Commissioner Matt Blansett, who is chairman of the board's emergency services committee, said that group met several times with Puckett officials to discuss a new contract. The board vote was unanimous.

The contract states the company committed to a 12-minute response time for 90 percent of calls to urban areas and 20 minutes on 90 percent of the calls to rural areas. Puckett will keep two 24-hour ambulances on standby in Marion, plus add a third for 16 hours a day.

"Puckett has been doing for the last couple years on their own," Jackson said. "It was not in our contract. Plus, they provide support for the Marion County SWAT team, and they also provide service to our football games throughout the valley at no charge."

The county will pay $150,000 during the first year of the five-year contract, with 3 percent annual increases thereafter.

Marion will pay Puckett $168,826 during the final year of the deal.

Jackson said the county paid a flat $150,000 per year under the previous contract.

In other business, Commissioner Tommy Thompson said the county needs to address what he calls "all this unnecessary paperwork," which is creating a storage problem.
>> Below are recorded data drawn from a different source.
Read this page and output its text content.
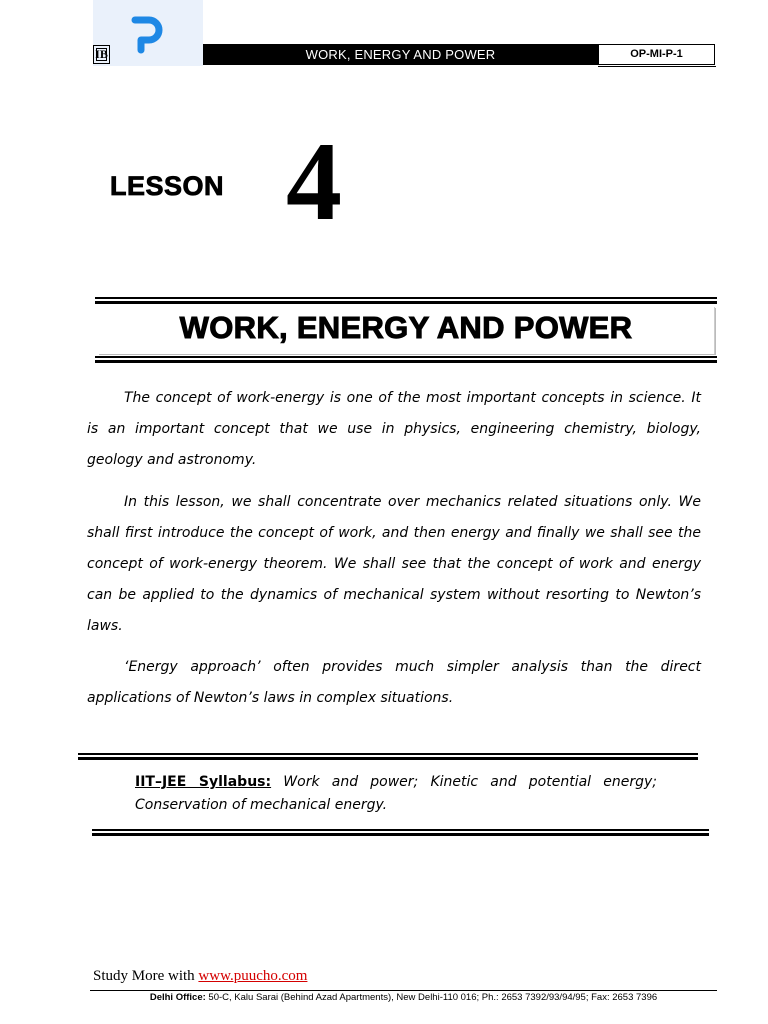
IB	WORK, ENERGY AND POWER	OP-MI-P-1
LESSON 4
WORK, ENERGY AND POWER
The concept of work-energy is one of the most important concepts in science. It is an important concept that we use in physics, engineering chemistry, biology, geology and astronomy.
In this lesson, we shall concentrate over mechanics related situations only. We shall first introduce the concept of work, and then energy and finally we shall see the concept of work-energy theorem. We shall see that the concept of work and energy can be applied to the dynamics of mechanical system without resorting to Newton’s laws.
‘Energy approach’ often provides much simpler analysis than the direct applications of Newton’s laws in complex situations.
IIT–JEE Syllabus: Work and power; Kinetic and potential energy; Conservation of mechanical energy.
Study More with www.puucho.com
Delhi Office: 50-C, Kalu Sarai (Behind Azad Apartments), New Delhi-110 016; Ph.: 2653 7392/93/94/95; Fax: 2653 7396
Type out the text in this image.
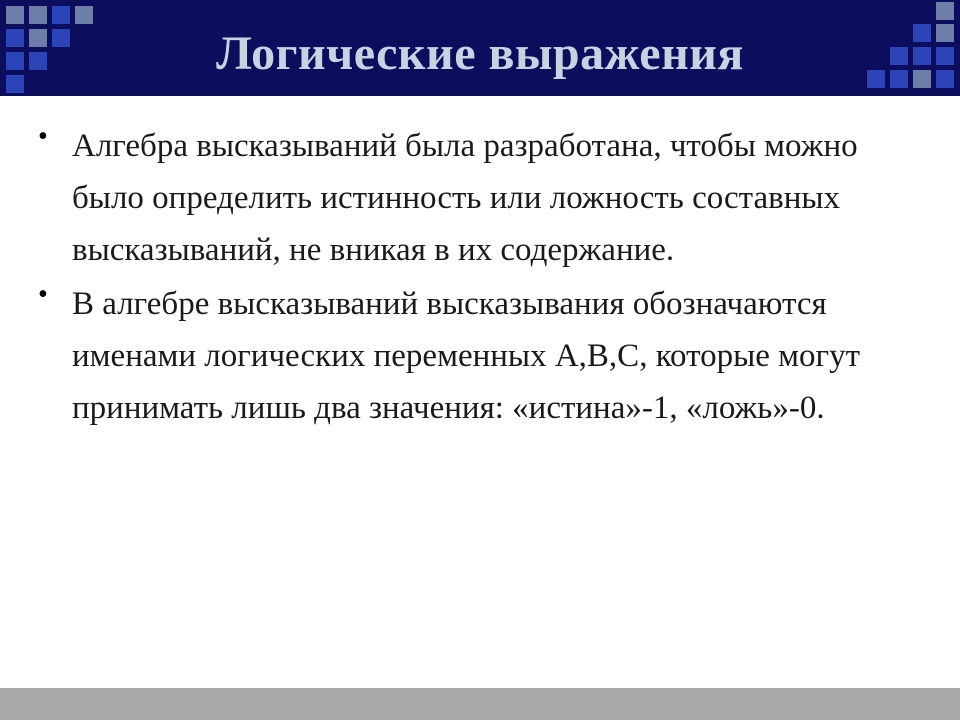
Логические выражения
• Алгебра высказываний была разработана, чтобы можно было определить истинность или ложность составных высказываний, не вникая в их содержание.
• В алгебре высказываний высказывания обозначаются именами логических переменных А,В,С, которые могут принимать лишь два значения: «истина»-1, «ложь»-0.
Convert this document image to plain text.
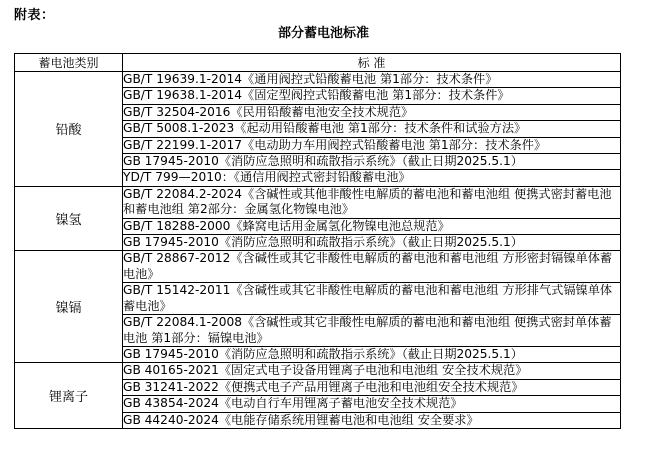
附表：
部分蓄电池标准
蓄电池类别	标 准
铅酸	GB/T 19639.1-2014《通用阀控式铅酸蓄电池 第1部分：技术条件》
	GB/T 19638.1-2014《固定型阀控式铅酸蓄电池 第1部分：技术条件》
	GB/T 32504-2016《民用铅酸蓄电池安全技术规范》
	GB/T 5008.1-2023《起动用铅酸蓄电池 第1部分：技术条件和试验方法》
	GB/T 22199.1-2017《电动助力车用阀控式铅酸蓄电池 第1部分：技术条件》
	GB 17945-2010《消防应急照明和疏散指示系统》（截止日期2025.5.1）
	YD/T 799—2010：《通信用阀控式密封铅酸蓄电池》
镍氢	GB/T 22084.2-2024《含碱性或其他非酸性电解质的蓄电池和蓄电池组 便携式密封蓄电池和蓄电池组 第2部分：金属氢化物镍电池》
	GB/T 18288-2000《蜂窝电话用金属氢化物镍电池总规范》
	GB 17945-2010《消防应急照明和疏散指示系统》（截止日期2025.5.1）
镍镉	GB/T 28867-2012《含碱性或其它非酸性电解质的蓄电池和蓄电池组 方形密封镉镍单体蓄电池》
	GB/T 15142-2011《含碱性或其它非酸性电解质的蓄电池和蓄电池组 方形排气式镉镍单体蓄电池》
	GB/T 22084.1-2008《含碱性或其它非酸性电解质的蓄电池和蓄电池组 便携式密封单体蓄电池 第1部分：镉镍电池》
	GB 17945-2010《消防应急照明和疏散指示系统》（截止日期2025.5.1）
锂离子	GB 40165-2021《固定式电子设备用锂离子电池和电池组 安全技术规范》
	GB 31241-2022《便携式电子产品用锂离子电池和电池组安全技术规范》
	GB 43854-2024《电动自行车用锂离子蓄电池安全技术规范》
	GB 44240-2024《电能存储系统用锂蓄电池和电池组 安全要求》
"We need to get us some people that know what they're doing with this computer system, and we need to bring them in here and let them do a study of our system," he said. "Quit generating all this unnecessary paperwork. I know some of the records have to have a hard copy, but most of it doesn't."

Thompson said the county bought a building several years ago that had a "big area" upstairs for storage.

"We thought, boy, we'll be good for years, and here five years later it's busting at the seems," he said. "There isn't enough room in the county to store all of that."

Thompson rejected the idea of hiring a part-time employee to handle the mess, saying the county "doesn't need to hire another person to shuffle papers and fan the dust around."

Jackson said he's been in contact with a company that would take the massive amount of documents and scan them to a county server.

He said a meeting would take place soon to discuss terms of a possible contract for the work.

"We may end up having to buy a new server because I'm not sure our server right now is big enough," Jackson said.

If approved, he said the company would do a trial run with documents from the mayor's office to "see how everything goes."

If successful, the scanning technique would branch out to other county offices from there.

The company would be licensed and bonded, Jackson said, so if "something personal" were to be exposed during the process, the company would be responsible for it.

"That takes a lot of liability off the county," he said.

Thompson said he thinks Jackson is "on the right track" to solve the problem.